The end of the school year is a time that families often look to with great excitement and anticipation. The summer months might offer more time spent together, with special plans or traditions reserved for warmer months, or simply a more relaxed schedule. Many families also look forward to their child moving on to a new school come September, and while this may signal to parents a time for new learning opportunities and friendships, it is common for children to experience this transition with mixed feelings. For every child, the classroom environment that has become a comfortable home away from home will change; as new children join the classroom community; as teaching teams shift; as children switch to different school schedules; and, of course, as children graduate to new schools. In the face of this uncertainty about their everyday future, children might react with BIG feelings. It is not uncommon to exhibit feelings related to sadness, anger, anxiety or frustration, or to experience regressions in behavior. So, how can teachers and families partner to be prepared, and to support children through this major change?

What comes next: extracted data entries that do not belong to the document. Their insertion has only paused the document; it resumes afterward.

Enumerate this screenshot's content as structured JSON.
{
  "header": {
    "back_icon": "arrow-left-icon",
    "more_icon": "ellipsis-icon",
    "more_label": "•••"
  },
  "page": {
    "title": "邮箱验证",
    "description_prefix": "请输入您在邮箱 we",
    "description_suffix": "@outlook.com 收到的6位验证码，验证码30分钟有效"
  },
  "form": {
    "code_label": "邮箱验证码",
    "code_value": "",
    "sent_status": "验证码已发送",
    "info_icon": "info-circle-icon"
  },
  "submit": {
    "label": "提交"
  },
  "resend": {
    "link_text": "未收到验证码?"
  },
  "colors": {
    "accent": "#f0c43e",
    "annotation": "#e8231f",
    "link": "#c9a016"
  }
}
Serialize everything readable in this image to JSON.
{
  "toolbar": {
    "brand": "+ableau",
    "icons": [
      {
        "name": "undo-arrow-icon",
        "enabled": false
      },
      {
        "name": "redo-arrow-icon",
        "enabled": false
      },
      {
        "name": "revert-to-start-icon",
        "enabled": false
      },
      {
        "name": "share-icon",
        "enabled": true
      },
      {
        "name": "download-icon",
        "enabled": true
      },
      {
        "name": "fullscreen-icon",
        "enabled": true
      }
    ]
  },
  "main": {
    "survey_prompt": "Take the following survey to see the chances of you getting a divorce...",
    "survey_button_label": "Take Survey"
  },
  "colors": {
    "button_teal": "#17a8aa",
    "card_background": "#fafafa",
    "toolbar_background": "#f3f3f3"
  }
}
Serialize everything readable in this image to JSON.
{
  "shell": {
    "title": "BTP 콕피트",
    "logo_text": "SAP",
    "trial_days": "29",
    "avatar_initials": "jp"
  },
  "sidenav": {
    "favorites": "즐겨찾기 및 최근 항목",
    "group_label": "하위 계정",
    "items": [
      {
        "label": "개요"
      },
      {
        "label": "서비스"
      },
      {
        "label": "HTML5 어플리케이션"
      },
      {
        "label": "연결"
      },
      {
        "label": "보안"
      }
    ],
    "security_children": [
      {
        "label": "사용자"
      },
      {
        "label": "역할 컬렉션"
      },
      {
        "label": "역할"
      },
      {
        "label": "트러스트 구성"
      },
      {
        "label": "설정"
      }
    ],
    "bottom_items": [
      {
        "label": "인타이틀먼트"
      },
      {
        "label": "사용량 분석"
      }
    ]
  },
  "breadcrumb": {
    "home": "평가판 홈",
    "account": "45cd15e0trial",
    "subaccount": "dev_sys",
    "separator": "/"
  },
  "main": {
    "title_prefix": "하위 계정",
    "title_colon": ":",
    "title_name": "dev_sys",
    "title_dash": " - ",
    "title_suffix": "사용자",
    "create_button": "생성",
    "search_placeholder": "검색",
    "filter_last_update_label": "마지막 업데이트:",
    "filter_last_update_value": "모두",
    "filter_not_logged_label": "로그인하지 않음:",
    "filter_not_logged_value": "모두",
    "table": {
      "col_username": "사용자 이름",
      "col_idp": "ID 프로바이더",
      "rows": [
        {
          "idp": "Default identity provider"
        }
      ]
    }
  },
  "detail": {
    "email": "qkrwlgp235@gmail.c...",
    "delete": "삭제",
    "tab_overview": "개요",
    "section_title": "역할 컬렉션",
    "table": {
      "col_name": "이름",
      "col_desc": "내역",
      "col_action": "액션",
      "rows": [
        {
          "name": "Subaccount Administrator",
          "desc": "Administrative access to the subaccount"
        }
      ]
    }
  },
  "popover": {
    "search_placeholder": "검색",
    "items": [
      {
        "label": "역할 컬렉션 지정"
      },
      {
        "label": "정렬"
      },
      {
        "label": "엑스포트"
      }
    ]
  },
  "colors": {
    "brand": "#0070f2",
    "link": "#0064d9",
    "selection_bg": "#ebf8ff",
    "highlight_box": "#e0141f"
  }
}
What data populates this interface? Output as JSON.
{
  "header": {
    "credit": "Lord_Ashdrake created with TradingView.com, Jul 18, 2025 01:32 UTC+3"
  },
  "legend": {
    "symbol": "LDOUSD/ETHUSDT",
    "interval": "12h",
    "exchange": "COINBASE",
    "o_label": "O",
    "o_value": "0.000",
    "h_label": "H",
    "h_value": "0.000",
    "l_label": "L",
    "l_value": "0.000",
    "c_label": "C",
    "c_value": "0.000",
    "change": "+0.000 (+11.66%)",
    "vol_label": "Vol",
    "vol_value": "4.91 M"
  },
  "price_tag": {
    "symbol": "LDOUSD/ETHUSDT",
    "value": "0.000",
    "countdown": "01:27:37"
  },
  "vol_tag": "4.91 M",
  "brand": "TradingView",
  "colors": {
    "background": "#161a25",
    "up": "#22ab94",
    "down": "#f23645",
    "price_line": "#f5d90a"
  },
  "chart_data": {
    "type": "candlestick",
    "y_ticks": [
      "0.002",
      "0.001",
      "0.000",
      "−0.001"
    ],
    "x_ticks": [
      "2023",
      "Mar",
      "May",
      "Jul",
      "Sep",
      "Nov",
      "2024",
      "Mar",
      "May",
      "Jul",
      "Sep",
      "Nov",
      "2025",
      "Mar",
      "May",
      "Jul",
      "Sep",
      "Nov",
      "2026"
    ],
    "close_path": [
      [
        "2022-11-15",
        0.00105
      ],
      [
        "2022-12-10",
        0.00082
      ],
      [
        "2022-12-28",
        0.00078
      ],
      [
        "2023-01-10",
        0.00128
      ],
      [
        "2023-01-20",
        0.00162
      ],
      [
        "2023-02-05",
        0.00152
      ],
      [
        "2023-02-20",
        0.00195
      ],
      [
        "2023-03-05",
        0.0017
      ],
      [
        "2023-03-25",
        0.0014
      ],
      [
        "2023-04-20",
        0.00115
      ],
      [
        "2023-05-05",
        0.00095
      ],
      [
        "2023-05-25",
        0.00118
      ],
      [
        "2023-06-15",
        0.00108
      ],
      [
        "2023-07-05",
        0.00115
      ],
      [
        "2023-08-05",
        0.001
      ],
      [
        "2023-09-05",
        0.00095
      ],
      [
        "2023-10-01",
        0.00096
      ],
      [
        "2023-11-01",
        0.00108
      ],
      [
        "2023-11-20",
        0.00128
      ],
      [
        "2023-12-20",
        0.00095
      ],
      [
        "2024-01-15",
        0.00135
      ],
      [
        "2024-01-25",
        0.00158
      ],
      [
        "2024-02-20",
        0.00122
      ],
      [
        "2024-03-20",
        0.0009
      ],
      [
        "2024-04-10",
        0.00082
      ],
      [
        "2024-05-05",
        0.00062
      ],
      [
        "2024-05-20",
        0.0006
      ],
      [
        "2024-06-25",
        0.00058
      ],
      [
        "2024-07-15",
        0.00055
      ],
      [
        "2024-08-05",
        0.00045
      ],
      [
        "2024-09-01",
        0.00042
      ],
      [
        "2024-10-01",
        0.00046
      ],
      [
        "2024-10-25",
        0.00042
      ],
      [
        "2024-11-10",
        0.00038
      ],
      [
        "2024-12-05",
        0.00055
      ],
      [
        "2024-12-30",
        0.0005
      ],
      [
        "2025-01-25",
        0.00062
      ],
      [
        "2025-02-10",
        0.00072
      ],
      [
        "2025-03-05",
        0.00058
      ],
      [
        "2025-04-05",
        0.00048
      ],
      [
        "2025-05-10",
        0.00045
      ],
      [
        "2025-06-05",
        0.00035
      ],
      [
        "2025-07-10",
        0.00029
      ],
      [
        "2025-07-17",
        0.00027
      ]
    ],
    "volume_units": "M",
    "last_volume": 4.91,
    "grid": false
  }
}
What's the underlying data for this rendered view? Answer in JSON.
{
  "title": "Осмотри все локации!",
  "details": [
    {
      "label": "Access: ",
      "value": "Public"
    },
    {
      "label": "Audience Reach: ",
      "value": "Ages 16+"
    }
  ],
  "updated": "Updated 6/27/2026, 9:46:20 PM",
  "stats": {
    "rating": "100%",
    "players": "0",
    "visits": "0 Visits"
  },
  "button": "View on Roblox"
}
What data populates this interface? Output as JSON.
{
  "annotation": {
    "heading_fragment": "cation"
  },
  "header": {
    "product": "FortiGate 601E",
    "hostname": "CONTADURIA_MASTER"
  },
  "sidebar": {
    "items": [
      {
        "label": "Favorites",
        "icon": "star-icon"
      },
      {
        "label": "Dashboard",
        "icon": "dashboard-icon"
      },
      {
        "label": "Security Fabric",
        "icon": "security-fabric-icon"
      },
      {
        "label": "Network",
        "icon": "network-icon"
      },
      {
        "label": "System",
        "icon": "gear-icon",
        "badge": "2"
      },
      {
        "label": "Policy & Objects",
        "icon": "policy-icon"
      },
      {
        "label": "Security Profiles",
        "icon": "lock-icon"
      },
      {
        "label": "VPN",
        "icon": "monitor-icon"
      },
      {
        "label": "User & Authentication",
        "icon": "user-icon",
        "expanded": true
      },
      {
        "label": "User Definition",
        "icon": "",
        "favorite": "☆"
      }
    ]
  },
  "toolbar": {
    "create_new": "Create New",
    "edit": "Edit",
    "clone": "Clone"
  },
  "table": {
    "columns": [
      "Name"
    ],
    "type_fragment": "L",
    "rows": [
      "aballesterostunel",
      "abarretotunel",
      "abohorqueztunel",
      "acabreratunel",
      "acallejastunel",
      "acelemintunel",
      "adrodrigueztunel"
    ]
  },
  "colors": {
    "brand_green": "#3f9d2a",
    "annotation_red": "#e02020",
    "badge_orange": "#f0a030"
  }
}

At WSMS, teachers plan a detailed curriculum to support children’s social-emotional needs surrounding transitions. Well before the last weeks of school, conversations begin about children’s plans for the following year. Clear and meaningful communication between parents and teaching teams keeps us informed of what’s next for each child. Graphs are made with the children, charting who will return to WSMS in the fall, and who will start at a new school; these remain posted in the room, and children reference them frequently in the final months of school. Some classrooms incorporate information about children’s new schools into their block area materials. Pictures of ongoing school buildings, along with photographs of the children in the class are adhered to blocks, and children “play” with the idea of their classmates commuting to or attending their new schools. Traditional seasonal curriculum including the raising of caterpillars to the butterfly stage takes on new meaning when connected to end of school year themes: just as the butterflies grew and required a new habitat befitting their transformed selves, so to do the oldest children in our classroom communities. Teachers facilitate discussions prompting children to share their feelings about saying goodbye to their invertebrate friends, and make the connection to emotions they might experience around their own transition.
Many of the activities, books, and symbolism integrated into classroom end of year curriculum can be continued at home. Classrooms utilize calendars or a paper chain to mark the passing of each day until the last of the year. Days are crossed off, or a link cut, to clearly show children how many days remain together. In addition to butterflies, teachers also utilize the symbolism of bridges or travel in their play with children at the end of the year. Parents too can incorporate these themes. Books that depict children’s experiences of new schools, the mixed feelings surrounding growing up, and goodbyes are invaluable at this time: at WSMS, we love Wemberley Worried, Countdown to Kindergarten, and Will I Have a Friend?; It’s Hard Being Five and I Like to Be Little; and Oh No, Time to Go!
As always, an open dialogue and partnership between parents and teachers provides the richest opportunities to best support each child during this time of big change.